6 thoughts on “Script Frenzy 2012, week two: The inner editor, nightmares, and exploring the project

  1. How is Script Frenzy as opposed to NaNoWriMo? I’ve done NaNo for two years now, but have always shied away from SF- I guess I’m curious about how you develop worlds and characters in a script format as opposed to prose. It seems like a very different mindset from NaNoWriMo.
    (I love your blog, by the way. Your thoughts on writing are very interesting to read :)

    • It does feel like a very different experience from what I was able to get done during NaNo. For me, developing the world and characters feels easier this time around because I’m focusing on expressing them solely through their dialogue and actions while not worrying about a lot of description, at the very least for this draft, and since I’m working on a script for a graphic novel/webcomic that I plan on creating myself if it goes beyond a script, I’m not really paying too much mind to doing the general way of formatting a script (I suppose this could count as cheating, but hey, it works for me and what I’m doing). An example of how I do it would be something like this:
      Setting: (basic description of the setting)
      Character name: (Dialogue)
      (Line describing character’s actions.)
      as opposed to taking time to learn and pay attention to the format. I try to learn about my characters and the world they’re living in by getting every idea down as quick as possible, and it’s easier for them to take over when I’m not working on describing and going back to look over it. I’m sure it’ll definitely be a mess when I go to type it out and edit it, but it’s fun and experimental for me. It takes it’s own direction when I’m not focusing on putting together the description of what’s going on nicely.

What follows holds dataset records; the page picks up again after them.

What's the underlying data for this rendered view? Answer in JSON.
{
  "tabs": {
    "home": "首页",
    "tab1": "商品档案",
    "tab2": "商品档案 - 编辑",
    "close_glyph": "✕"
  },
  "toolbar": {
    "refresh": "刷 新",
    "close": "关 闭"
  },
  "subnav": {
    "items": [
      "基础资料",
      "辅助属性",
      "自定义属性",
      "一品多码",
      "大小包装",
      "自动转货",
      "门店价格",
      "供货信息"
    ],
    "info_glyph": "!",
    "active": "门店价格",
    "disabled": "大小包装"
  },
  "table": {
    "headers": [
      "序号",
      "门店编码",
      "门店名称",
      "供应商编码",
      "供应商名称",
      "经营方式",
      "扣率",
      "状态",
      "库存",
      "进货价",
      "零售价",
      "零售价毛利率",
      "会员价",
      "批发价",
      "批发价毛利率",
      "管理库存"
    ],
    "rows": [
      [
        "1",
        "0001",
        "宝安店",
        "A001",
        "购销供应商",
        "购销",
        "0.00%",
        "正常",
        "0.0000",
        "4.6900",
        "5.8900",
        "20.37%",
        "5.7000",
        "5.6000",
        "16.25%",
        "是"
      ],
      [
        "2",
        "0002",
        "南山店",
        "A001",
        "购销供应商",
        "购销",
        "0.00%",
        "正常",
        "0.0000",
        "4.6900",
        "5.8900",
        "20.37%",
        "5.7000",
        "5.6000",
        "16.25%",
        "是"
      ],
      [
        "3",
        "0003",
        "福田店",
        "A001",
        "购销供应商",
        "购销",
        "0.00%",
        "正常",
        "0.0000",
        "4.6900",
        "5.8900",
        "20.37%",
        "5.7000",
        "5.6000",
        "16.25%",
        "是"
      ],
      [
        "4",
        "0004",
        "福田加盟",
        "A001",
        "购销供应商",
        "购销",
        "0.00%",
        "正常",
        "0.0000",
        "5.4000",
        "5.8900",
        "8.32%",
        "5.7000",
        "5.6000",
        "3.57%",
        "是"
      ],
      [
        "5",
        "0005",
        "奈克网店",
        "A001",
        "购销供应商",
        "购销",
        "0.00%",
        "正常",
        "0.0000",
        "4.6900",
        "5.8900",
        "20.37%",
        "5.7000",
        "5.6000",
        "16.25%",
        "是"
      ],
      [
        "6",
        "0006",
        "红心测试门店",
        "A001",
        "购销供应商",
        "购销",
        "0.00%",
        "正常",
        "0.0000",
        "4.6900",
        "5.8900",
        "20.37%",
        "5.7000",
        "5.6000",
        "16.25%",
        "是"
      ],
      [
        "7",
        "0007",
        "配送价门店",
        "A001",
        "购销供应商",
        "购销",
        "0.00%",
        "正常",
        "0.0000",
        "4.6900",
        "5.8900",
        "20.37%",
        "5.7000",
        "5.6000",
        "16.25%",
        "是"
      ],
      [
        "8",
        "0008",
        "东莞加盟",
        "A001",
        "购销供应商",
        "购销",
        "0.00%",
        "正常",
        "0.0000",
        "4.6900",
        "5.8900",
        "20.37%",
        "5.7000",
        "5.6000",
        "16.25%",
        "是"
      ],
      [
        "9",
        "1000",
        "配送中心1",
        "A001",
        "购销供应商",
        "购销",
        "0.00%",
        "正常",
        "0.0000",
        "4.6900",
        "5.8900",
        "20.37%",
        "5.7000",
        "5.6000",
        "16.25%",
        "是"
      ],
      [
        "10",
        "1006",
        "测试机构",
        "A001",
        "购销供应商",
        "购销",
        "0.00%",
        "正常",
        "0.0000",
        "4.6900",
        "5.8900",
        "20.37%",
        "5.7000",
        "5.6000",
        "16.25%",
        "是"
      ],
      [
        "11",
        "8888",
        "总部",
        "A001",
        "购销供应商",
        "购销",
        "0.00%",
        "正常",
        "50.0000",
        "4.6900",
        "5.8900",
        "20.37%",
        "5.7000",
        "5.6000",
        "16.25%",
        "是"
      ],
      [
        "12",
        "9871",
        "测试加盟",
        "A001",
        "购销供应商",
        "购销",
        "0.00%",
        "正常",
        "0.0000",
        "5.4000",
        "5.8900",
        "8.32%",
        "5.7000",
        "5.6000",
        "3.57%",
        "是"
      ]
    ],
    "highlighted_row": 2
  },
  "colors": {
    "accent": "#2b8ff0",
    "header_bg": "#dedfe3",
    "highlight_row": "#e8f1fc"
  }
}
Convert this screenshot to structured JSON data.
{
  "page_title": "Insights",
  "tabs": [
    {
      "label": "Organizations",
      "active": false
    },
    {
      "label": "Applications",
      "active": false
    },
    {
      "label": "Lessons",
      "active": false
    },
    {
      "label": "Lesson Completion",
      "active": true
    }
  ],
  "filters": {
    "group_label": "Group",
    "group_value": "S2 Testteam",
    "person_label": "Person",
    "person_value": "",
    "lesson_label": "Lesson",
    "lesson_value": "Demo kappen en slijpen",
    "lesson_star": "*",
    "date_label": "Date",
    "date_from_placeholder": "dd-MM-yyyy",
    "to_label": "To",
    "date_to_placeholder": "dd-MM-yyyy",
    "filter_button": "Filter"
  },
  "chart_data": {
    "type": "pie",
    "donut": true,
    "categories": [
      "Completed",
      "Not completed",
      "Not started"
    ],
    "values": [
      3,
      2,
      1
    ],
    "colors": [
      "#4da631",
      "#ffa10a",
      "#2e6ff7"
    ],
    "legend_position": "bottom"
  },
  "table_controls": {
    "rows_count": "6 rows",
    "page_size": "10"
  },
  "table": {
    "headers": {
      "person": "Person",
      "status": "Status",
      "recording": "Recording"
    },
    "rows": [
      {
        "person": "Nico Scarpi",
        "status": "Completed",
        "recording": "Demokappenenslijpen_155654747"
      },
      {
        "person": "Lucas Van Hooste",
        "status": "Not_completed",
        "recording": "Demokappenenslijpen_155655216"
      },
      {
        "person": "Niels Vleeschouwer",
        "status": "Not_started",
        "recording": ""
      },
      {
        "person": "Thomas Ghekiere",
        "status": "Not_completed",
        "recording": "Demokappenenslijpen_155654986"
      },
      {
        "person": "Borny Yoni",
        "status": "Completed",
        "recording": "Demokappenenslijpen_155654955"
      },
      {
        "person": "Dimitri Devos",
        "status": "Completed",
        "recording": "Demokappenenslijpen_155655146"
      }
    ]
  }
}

I hope this description makes sense and answers your question at least a little – it’s a bit hard to describe, hehe. c:
      (Thank you! That made me smile – I’m very glad it interests you!)

      • Worldbuilding through dialogue can be the most interesting, I think, since it gives you an opportunity to build up your world while showing and developing your characters. That’s usually a lot more interesting than big clumps of description.
        I think most anything is a mess when it’s being done in a month. But it sounds like it’s still a useful thing to do- I may have to consider it for next year. Good luck with the Frenzy!

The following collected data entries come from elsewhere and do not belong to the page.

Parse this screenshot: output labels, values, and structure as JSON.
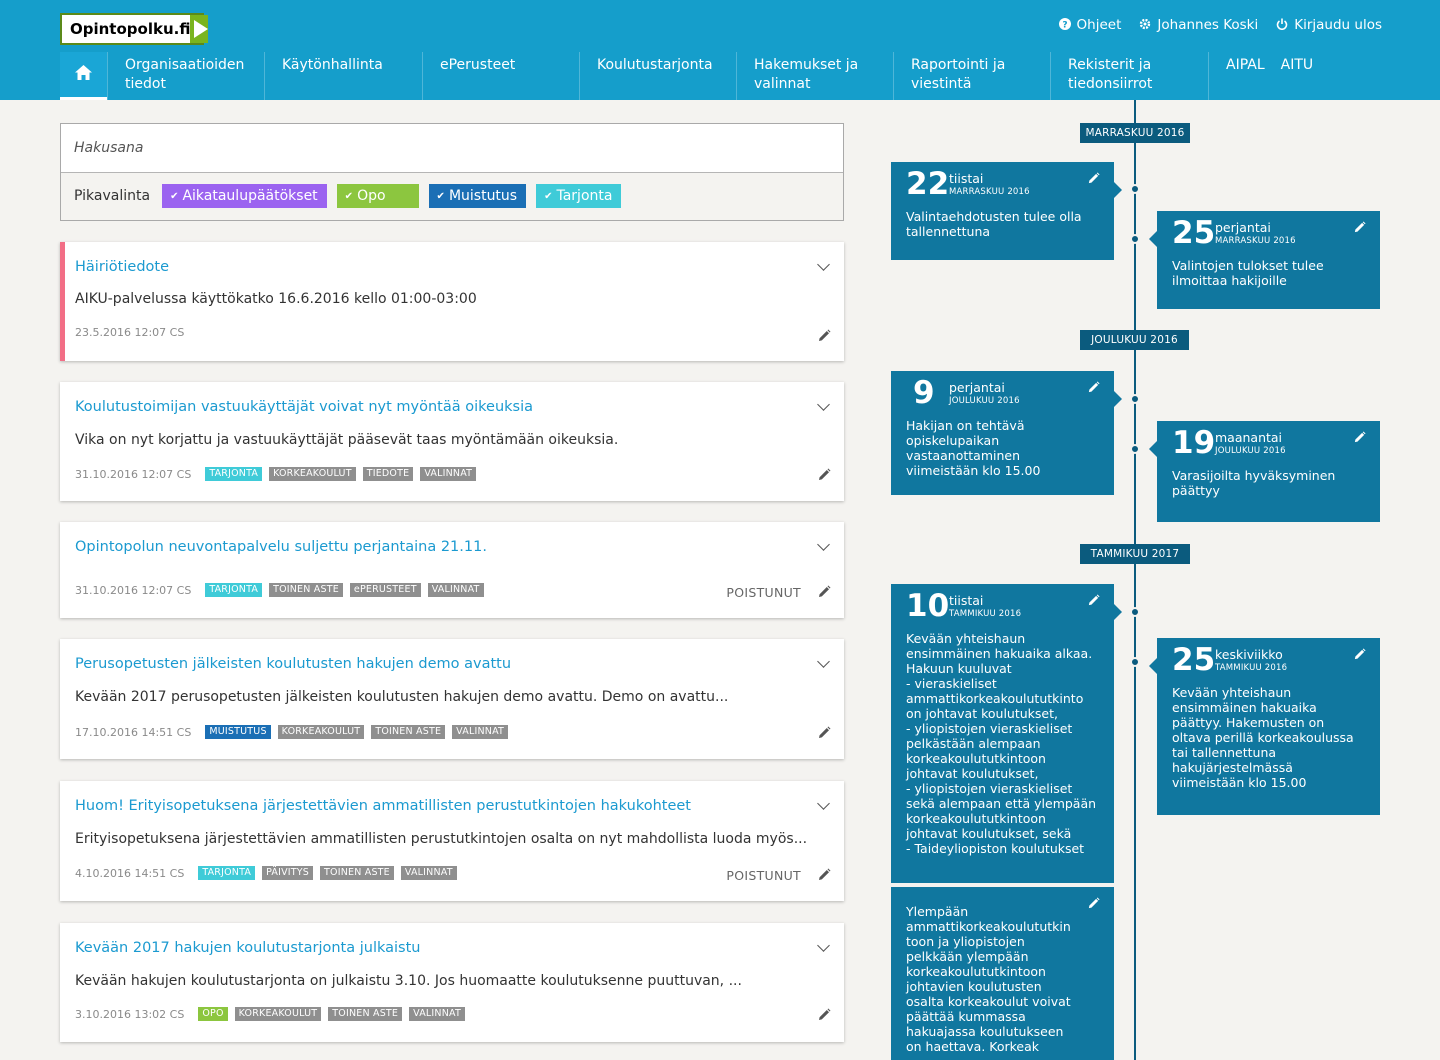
{
  "header": {
    "logo": "Opintopolku.fi",
    "links": [
      {
        "icon": "help-icon",
        "glyph": "?",
        "label": "Ohjeet"
      },
      {
        "icon": "gear-icon",
        "glyph": "⚙",
        "label": "Johannes Koski"
      },
      {
        "icon": "power-icon",
        "glyph": "⏻",
        "label": "Kirjaudu ulos"
      }
    ],
    "nav": [
      {
        "label": "Organisaatioiden\ntiedot"
      },
      {
        "label": "Käytönhallinta"
      },
      {
        "label": "ePerusteet"
      },
      {
        "label": "Koulutustarjonta"
      },
      {
        "label": "Hakemukset ja\nvalinnat"
      },
      {
        "label": "Raportointi ja\nviestintä"
      },
      {
        "label": "Rekisterit ja\ntiedonsiirrot"
      }
    ],
    "nav_last": [
      "AIPAL",
      "AITU"
    ]
  },
  "search": {
    "placeholder": "Hakusana",
    "quick_label": "Pikavalinta",
    "chips": [
      {
        "label": "Aikataulupäätökset",
        "color": "#9b63f0"
      },
      {
        "label": "Opo",
        "color": "#8cc63f"
      },
      {
        "label": "Muistutus",
        "color": "#1b6fb5"
      },
      {
        "label": "Tarjonta",
        "color": "#3fcbd8"
      }
    ]
  },
  "notices": [
    {
      "title": "Häiriötiedote",
      "body": "AIKU-palvelussa käyttökatko 16.6.2016 kello 01:00-03:00",
      "date": "23.5.2016 12:07 CS",
      "tags": [],
      "status": ""
    },
    {
      "title": "Koulutustoimijan vastuukäyttäjät voivat nyt myöntää oikeuksia",
      "body": "Vika on nyt korjattu ja vastuukäyttäjät pääsevät taas myöntämään oikeuksia.",
      "date": "31.10.2016 12:07 CS",
      "tags": [
        {
          "label": "TARJONTA",
          "kind": "tarjonta"
        },
        {
          "label": "KORKEAKOULUT",
          "kind": "grey"
        },
        {
          "label": "TIEDOTE",
          "kind": "grey"
        },
        {
          "label": "VALINNAT",
          "kind": "grey"
        }
      ],
      "status": ""
    },
    {
      "title": "Opintopolun neuvontapalvelu suljettu perjantaina 21.11.",
      "body": "",
      "date": "31.10.2016 12:07 CS",
      "tags": [
        {
          "label": "TARJONTA",
          "kind": "tarjonta"
        },
        {
          "label": "TOINEN ASTE",
          "kind": "grey"
        },
        {
          "label": "ePERUSTEET",
          "kind": "grey"
        },
        {
          "label": "VALINNAT",
          "kind": "grey"
        }
      ],
      "status": "POISTUNUT"
    },
    {
      "title": "Perusopetusten jälkeisten koulutusten hakujen demo avattu",
      "body": "Kevään 2017 perusopetusten jälkeisten koulutusten hakujen demo avattu. Demo on avattu...",
      "date": "17.10.2016 14:51 CS",
      "tags": [
        {
          "label": "MUISTUTUS",
          "kind": "muistutus"
        },
        {
          "label": "KORKEAKOULUT",
          "kind": "grey"
        },
        {
          "label": "TOINEN ASTE",
          "kind": "grey"
        },
        {
          "label": "VALINNAT",
          "kind": "grey"
        }
      ],
      "status": ""
    },
    {
      "title": "Huom! Erityisopetuksena järjestettävien ammatillisten perustutkintojen hakukohteet",
      "body": "Erityisopetuksena järjestettävien ammatillisten perustutkintojen osalta on nyt mahdollista luoda myös...",
      "date": "4.10.2016 14:51 CS",
      "tags": [
        {
          "label": "TARJONTA",
          "kind": "tarjonta"
        },
        {
          "label": "PÄIVITYS",
          "kind": "grey"
        },
        {
          "label": "TOINEN ASTE",
          "kind": "grey"
        },
        {
          "label": "VALINNAT",
          "kind": "grey"
        }
      ],
      "status": "POISTUNUT"
    },
    {
      "title": "Kevään 2017 hakujen koulutustarjonta julkaistu",
      "body": "Kevään hakujen koulutustarjonta on julkaistu 3.10. Jos huomaatte koulutuksenne puuttuvan, ...",
      "date": "3.10.2016 13:02 CS",
      "tags": [
        {
          "label": "OPO",
          "kind": "opo"
        },
        {
          "label": "KORKEAKOULUT",
          "kind": "grey"
        },
        {
          "label": "TOINEN ASTE",
          "kind": "grey"
        },
        {
          "label": "VALINNAT",
          "kind": "grey"
        }
      ],
      "status": ""
    }
  ],
  "timeline": {
    "months": [
      "MARRASKUU 2016",
      "JOULUKUU 2016",
      "TAMMIKUU 2017"
    ],
    "events": [
      {
        "day": "22",
        "weekday": "tiistai",
        "month": "MARRASKUU 2016",
        "text": "Valintaehdotusten tulee olla tallennettuna"
      },
      {
        "day": "25",
        "weekday": "perjantai",
        "month": "MARRASKUU 2016",
        "text": "Valintojen tulokset tulee ilmoittaa hakijoille"
      },
      {
        "day": "9",
        "weekday": "perjantai",
        "month": "JOULUKUU 2016",
        "text": "Hakijan on tehtävä\nopiskelupaikan\nvastaanottaminen\nviimeistään klo 15.00"
      },
      {
        "day": "19",
        "weekday": "maanantai",
        "month": "JOULUKUU 2016",
        "text": "Varasijoilta hyväksyminen päättyy"
      },
      {
        "day": "10",
        "weekday": "tiistai",
        "month": "TAMMIKUU 2016",
        "text": "Kevään yhteishaun\nensimmäinen hakuaika alkaa.\nHakuun kuuluvat\n- vieraskieliset\nammattikorkeakoulututkinto\non johtavat koulutukset,\n- yliopistojen vieraskieliset\npelkästään alempaan\nkorkeakoulututkintoon\njohtavat koulutukset,\n- yliopistojen vieraskieliset\nsekä alempaan että ylempään\nkorkeakoulututkintoon\njohtavat koulutukset, sekä\n- Taideyliopiston koulutukset"
      },
      {
        "day": "25",
        "weekday": "keskiviikko",
        "month": "TAMMIKUU 2016",
        "text": "Kevään yhteishaun\nensimmäinen hakuaika\npäättyy. Hakemusten on\noltava perillä korkeakoulussa\ntai tallennettuna\nhakujärjestelmässä\nviimeistään klo 15.00"
      },
      {
        "day": "",
        "weekday": "",
        "month": "",
        "text": "Ylempään\nammattikorkeakoulututkin\ntoon ja yliopistojen\npelkkään ylempään\nkorkeakoulututkintoon\njohtavien koulutusten\nosalta korkeakoulut voivat\npäättää kummassa\nhakuajassa koulutukseen\non haettava. Korkeak"
      }
    ]
  }
}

      • Dialogue is one of my favourite things to write, especially since I tend to love focusing on characters and I feel like I get to know them much more through the things they say. Balancing description and dialogue is something that can be pretty hard, which is probably why the way I’m going at script frenzy with minimal work on description and focusing on just getting everything down is going faster and more enjoyable than the way I was working on my NaNo project, which involved working on description a lot more than I like to.

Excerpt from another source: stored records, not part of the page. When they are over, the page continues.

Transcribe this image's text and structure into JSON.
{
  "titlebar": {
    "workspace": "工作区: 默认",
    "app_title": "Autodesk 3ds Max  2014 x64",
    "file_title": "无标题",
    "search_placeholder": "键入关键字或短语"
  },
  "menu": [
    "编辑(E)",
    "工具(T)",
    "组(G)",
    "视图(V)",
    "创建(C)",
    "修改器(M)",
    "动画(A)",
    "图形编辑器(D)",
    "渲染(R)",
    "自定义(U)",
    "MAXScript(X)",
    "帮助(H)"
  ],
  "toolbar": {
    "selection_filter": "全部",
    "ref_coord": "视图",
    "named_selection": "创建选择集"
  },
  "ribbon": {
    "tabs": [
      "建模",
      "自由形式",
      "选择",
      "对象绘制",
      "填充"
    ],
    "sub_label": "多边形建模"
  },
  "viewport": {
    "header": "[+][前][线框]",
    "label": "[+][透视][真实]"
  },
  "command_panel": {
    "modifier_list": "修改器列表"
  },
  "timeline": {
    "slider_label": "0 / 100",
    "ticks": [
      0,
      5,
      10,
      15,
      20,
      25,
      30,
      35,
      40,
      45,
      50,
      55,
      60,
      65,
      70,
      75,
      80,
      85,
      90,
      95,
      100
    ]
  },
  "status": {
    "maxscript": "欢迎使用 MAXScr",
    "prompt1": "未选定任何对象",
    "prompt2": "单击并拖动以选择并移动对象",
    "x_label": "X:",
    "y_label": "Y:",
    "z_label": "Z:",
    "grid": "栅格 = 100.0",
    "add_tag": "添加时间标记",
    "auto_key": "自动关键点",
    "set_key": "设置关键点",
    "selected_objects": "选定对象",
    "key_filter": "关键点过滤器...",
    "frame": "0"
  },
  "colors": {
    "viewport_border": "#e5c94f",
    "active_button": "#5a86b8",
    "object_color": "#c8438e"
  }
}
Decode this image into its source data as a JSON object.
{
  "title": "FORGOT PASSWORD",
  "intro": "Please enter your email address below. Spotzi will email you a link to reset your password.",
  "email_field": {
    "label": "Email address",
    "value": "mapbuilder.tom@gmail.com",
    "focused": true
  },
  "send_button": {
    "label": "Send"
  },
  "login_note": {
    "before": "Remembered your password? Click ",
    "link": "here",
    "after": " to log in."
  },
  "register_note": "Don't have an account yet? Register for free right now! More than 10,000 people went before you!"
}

        And that’s a very true statement there – not only are my pages a mess of my handwriting, scribbles, and occasional doodles and notes, a lot of scenes are in need of adjusting, editing, and general doctoring before they’ll be ready for a finished product, definitely. I think a lot of people get caught up in making everything as perfect as can be in their first draft and like I was with NaNoWriMo, and it has a tendency to bring up a lot of doubt in what they’re doing, which can cause them to give up much easier than if they were to let themselves go and then worry about fixing everything up.

        Thank you! :)

  2. Yeah, week 2 is probably the craziest week of NaNoWriMo and Script Frenzy. I wish you well in your fight with the inner editor. :)

    Writing wise, I took a break from editing my book, and I started the next draft yesterday. One good thing my break did was clear my mind so I could find more errors.My plan is also to rework the beginning. .

    • Oh yes, I’ve heard of the week-two horrors many times when reading about people’s experiences in both. Thank you. C:

      Taking a little break every now and then can keep you on your toes, I’ve noticed. I don’t usually do well with them, but I like to take a brief one in-between working to refresh my inspiration by watching some new things, reading, writing a little bit of something completely different, etc. Good luck with your book!